The doorknob turned just as I capped the bottle and returned it to its spot on the shelf. I jumped and shut the cabinet harder than intended, and the bottles rattled on the shelves. Hayden poked his head in, and his eyes swept over my body. I was still naked. Concern pulled the corner of his mouth down when he reached my blotchy, tear-streaked face.
“Kitten? Who was on the phone?” He took a cautious step toward me.
“It was my l-lawyer.” I stammered over the lie, unable to look at him.
“On a Saturday? This early? What happened?”
“There are some issues with the estate in Arden Hills.”
He cupped my face in his hands. His sympathy was more difficult to bear, considering the partial truths I fed him. I closed my eyes, letting the tears fall, allowing him to sweep them away.
Hayden wore only a pair of black boxer briefs, the road map to his life laid out for me.

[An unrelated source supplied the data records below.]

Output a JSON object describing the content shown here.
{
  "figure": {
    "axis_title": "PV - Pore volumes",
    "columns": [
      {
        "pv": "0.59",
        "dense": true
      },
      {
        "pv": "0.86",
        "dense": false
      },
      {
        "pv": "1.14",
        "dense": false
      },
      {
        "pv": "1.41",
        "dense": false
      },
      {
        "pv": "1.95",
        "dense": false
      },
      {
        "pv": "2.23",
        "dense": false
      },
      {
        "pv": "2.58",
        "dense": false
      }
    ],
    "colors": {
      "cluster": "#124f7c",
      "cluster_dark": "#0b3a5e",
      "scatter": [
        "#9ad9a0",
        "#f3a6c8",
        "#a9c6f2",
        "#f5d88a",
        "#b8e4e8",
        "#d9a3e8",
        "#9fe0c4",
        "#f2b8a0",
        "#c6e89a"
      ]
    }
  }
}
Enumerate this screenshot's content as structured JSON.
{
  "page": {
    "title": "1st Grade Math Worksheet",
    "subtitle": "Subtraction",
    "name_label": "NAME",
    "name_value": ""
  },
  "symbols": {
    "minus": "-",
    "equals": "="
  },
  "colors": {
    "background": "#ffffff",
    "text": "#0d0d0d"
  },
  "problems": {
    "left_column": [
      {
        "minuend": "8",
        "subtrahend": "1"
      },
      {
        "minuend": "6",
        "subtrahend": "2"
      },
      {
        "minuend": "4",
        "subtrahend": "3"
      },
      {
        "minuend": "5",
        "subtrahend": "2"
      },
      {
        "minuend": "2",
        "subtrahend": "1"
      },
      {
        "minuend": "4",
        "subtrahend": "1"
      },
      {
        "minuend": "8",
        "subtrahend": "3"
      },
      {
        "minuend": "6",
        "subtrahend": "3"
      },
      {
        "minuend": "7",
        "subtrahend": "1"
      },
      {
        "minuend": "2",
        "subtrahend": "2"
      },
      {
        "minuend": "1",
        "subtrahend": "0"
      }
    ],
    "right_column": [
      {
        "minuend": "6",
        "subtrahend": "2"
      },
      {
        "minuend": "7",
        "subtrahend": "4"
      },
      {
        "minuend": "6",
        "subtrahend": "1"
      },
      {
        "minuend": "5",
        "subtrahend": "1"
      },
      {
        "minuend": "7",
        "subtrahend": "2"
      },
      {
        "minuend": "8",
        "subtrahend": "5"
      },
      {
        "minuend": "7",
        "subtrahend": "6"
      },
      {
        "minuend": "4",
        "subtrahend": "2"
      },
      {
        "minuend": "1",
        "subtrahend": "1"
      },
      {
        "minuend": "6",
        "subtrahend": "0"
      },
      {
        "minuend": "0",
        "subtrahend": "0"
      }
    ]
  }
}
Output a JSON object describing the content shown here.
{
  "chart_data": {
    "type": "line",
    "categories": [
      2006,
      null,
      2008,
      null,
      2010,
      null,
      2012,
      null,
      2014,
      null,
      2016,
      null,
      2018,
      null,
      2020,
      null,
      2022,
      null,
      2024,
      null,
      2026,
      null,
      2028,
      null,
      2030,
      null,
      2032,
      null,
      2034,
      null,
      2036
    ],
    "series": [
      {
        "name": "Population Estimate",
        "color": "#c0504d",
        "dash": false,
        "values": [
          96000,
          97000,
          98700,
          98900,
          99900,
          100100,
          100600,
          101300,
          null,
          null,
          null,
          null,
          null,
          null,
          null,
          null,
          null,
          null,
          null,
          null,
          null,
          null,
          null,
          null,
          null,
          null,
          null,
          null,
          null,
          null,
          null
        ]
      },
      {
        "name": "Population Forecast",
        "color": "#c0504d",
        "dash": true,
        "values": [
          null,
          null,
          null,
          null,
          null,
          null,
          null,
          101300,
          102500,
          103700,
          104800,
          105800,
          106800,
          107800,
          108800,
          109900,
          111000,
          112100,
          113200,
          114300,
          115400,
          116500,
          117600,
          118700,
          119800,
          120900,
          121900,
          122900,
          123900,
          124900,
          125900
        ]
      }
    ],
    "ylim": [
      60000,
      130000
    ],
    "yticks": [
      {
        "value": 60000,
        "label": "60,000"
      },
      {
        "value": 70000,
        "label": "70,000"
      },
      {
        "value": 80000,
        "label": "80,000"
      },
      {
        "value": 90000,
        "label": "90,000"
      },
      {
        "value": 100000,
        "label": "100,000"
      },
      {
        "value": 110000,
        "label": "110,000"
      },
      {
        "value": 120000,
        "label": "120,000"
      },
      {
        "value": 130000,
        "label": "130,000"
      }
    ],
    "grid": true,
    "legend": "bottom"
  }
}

Under the scenes etched into his skin and the sculpted, beautiful body was a man I hardly knew but couldn’t stand the thought of being without. I ran my hand along his forearm, my palm resting on the anatomical heart.
“Is there anything I can do to help?”
I stepped into him.
Hayden enclosed me in his protective embrace. “I’m sorry I can’t make the hurt go away.”
“You do, every time you touch me.” I rested my cheek on his chest, listening to the steady beat of his heart.
I wondered how much longer I had before it all fell apart. I couldn’t hide the truth about Connor from him forever.